Administrative agencies can't just "mak[e] it up as [they] go along."
In late May, Judge James Boasberg of the U.S. Court for the District of Columbia held that the U.S. Department of Agriculture violated the Administrative Procedures Act (APA) because it failed to explain why it ordered a small lumber company pay a tax to fund a private industry marketing program (known as a “check-off order.”) The court concluded that USDA’s determination was arbitrary and capricious because the agency did not show a “rational connection between the facts found and the choice made.”
In Resolute Forest Products v. USDA, the lumber company asked USDA to explain why small companies (normally exempt from such orders) were included in the tax demand. Amidst a housing crisis, the softwood-lumber trade association sought a checkoff order that would require manufacturers who produce or import more than 15 million board feet of lumber per year to pay a mandatory assessment. The marketing order programs are controversial because they are compulsory programs administered by government essentially benefitting private parties.

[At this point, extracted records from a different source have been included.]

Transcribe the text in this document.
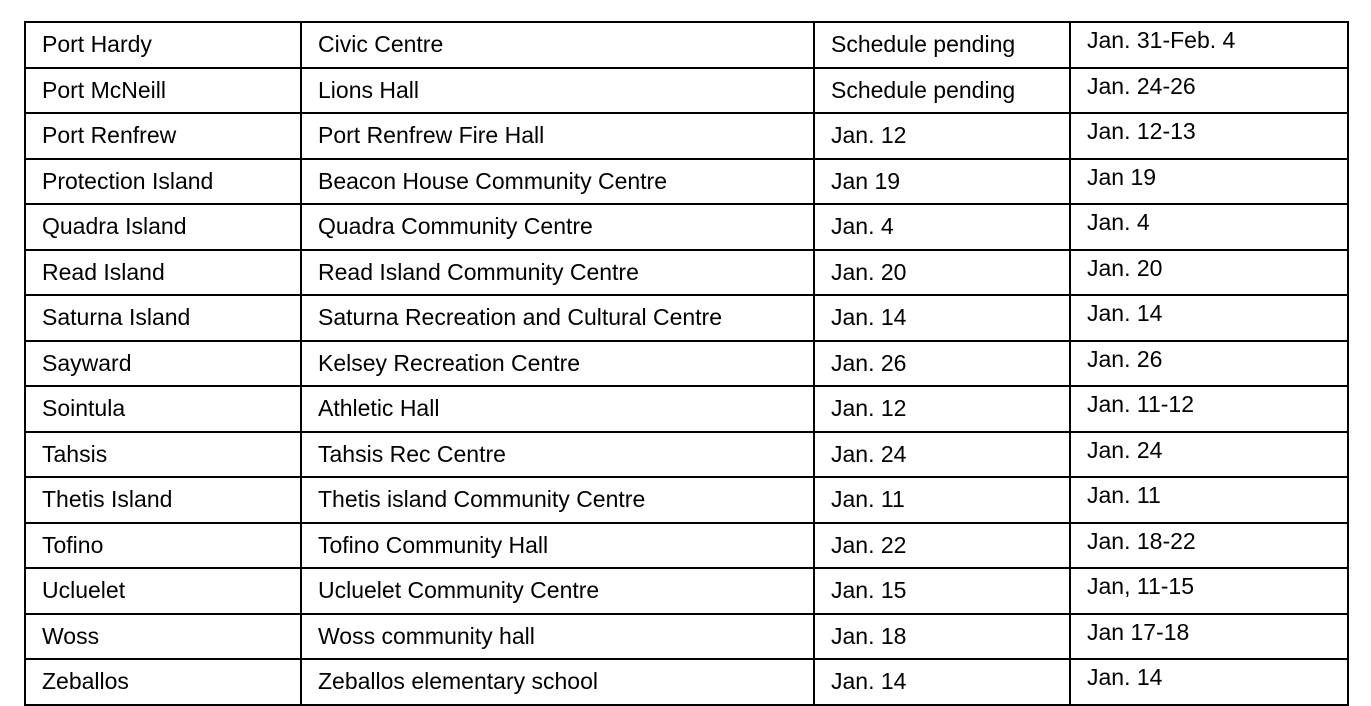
Port Hardy	Civic Centre	Schedule pending	Jan. 31-Feb. 4
Port McNeill	Lions Hall	Schedule pending	Jan. 24-26
Port Renfrew	Port Renfrew Fire Hall	Jan. 12	Jan. 12-13
Protection Island	Beacon House Community Centre	Jan 19	Jan 19
Quadra Island	Quadra Community Centre	Jan. 4	Jan. 4
Read Island	Read Island Community Centre	Jan. 20	Jan. 20
Saturna Island	Saturna Recreation and Cultural Centre	Jan. 14	Jan. 14
Sayward	Kelsey Recreation Centre	Jan. 26	Jan. 26
Sointula	Athletic Hall	Jan. 12	Jan. 11-12
Tahsis	Tahsis Rec Centre	Jan. 24	Jan. 24
Thetis Island	Thetis island Community Centre	Jan. 11	Jan. 11
Tofino	Tofino Community Hall	Jan. 22	Jan. 18-22
Ucluelet	Ucluelet Community Centre	Jan. 15	Jan, 11-15
Woss	Woss community hall	Jan. 18	Jan 17-18
Zeballos	Zeballos elementary school	Jan. 14	Jan. 14
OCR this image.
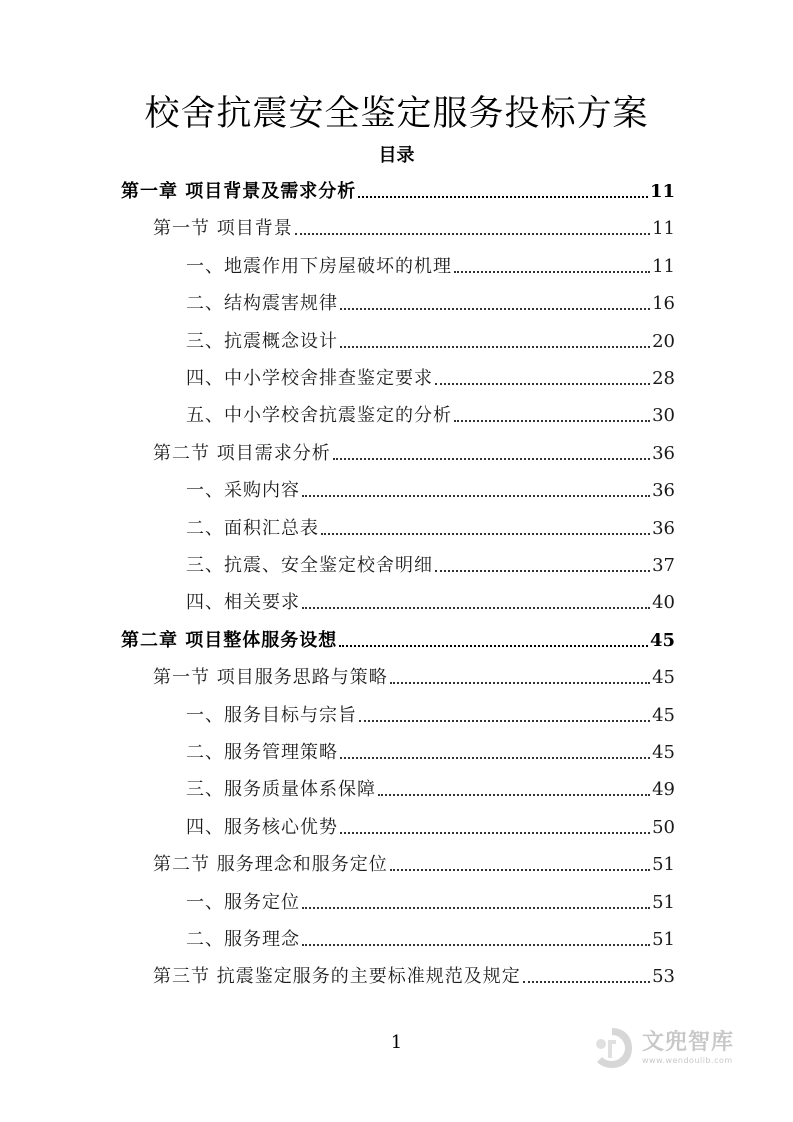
校舍抗震安全鉴定服务投标方案
目录
第一章 项目背景及需求分析	11
第一节 项目背景	11
一、地震作用下房屋破坏的机理	11
二、结构震害规律	16
三、抗震概念设计	20
四、中小学校舍排查鉴定要求	28
五、中小学校舍抗震鉴定的分析	30
第二节 项目需求分析	36
一、采购内容	36
二、面积汇总表	36
三、抗震、安全鉴定校舍明细	37
四、相关要求	40
第二章 项目整体服务设想	45
第一节 项目服务思路与策略	45
一、服务目标与宗旨	45
二、服务管理策略	45
三、服务质量体系保障	49
四、服务核心优势	50
第二节 服务理念和服务定位	51
一、服务定位	51
二、服务理念	51
第三节 抗震鉴定服务的主要标准规范及规定	53
1	文兜智库
www.wendoulib.com
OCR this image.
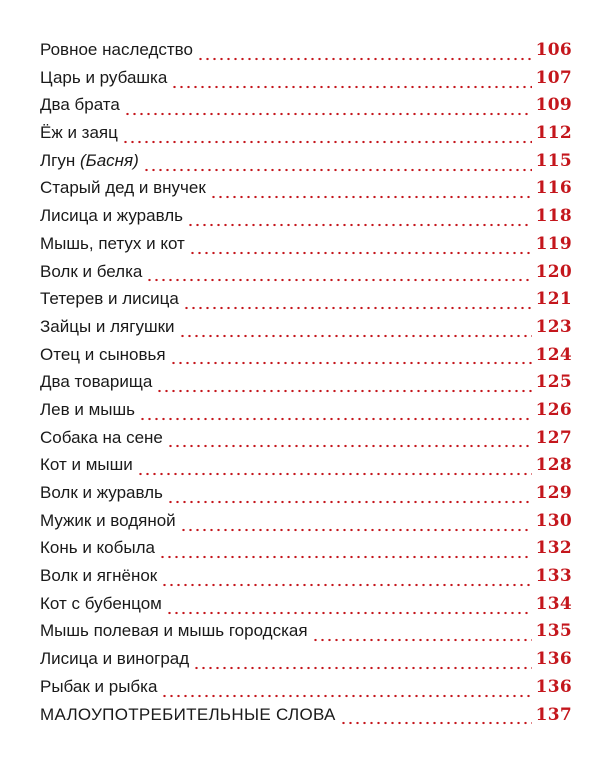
Ровное наследство	106
Царь и рубашка	107
Два брата	109
Ёж и заяц	112
Лгун (Басня)	115
Старый дед и внучек	116
Лисица и журавль	118
Мышь, петух и кот	119
Волк и белка	120
Тетерев и лисица	121
Зайцы и лягушки	123
Отец и сыновья	124
Два товарища	125
Лев и мышь	126
Собака на сене	127
Кот и мыши	128
Волк и журавль	129
Мужик и водяной	130
Конь и кобыла	132
Волк и ягнёнок	133
Кот с бубенцом	134
Мышь полевая и мышь городская	135
Лисица и виноград	136
Рыбак и рыбка	136
МАЛОУПОТРЕБИТЕЛЬНЫЕ СЛОВА	137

Despite being provided two opportunities to show its work, USDA could not produce evidence justifying why it chose 15 million as a cutoff point. According to Judge Boasberg, “the little data [USDA] presented in its rulemaking notices was patently misrepresentative, and after two remands it has not provided a more reliable source.” Indeed, USDA contradicted itself through the rulemaking process, either suggesting that “the agency is either uncertain about why it made its decision, or else is simply making it up as it goes along.” Strong words from a judge.
The decision follows a laudable and growing reluctance of judges to extend deference where it isn’t due, and to hold agencies accountable for their decisions. The U.S. Supreme Court recently put more teeth in the APA in two cases argued by Pacific Legal Foundation, Sackett v. EPA and Army Corp of Engineers v. Hawkes, in which the Court made it easier for aggrieved plaintiffs to get judicial review of dubious agency decisions. And in 2015, the Supreme Court held that another type of marketing order—arising out of the raisin industry—effected a taking of private property without compensation. Judge Boasberg has previously taken another federal agency—the IRS—to task for violating the APA in Loving v. IRS. In that case he found that the IRS had acted beyond its statutory authority in attempting to license tax return preparers. The decision was affirmed by the D.C. Circuit in 2013.
Requiring agencies to provide evidence to justify their decisions, insisting that they act within the bounds of their statutory authority, and ensuring that suffering plaintiffs have access to meaningful judicial review are hallmarks of good judging. Those of us concerned to hold administrative agencies accountable to the law can only hope the trend continues.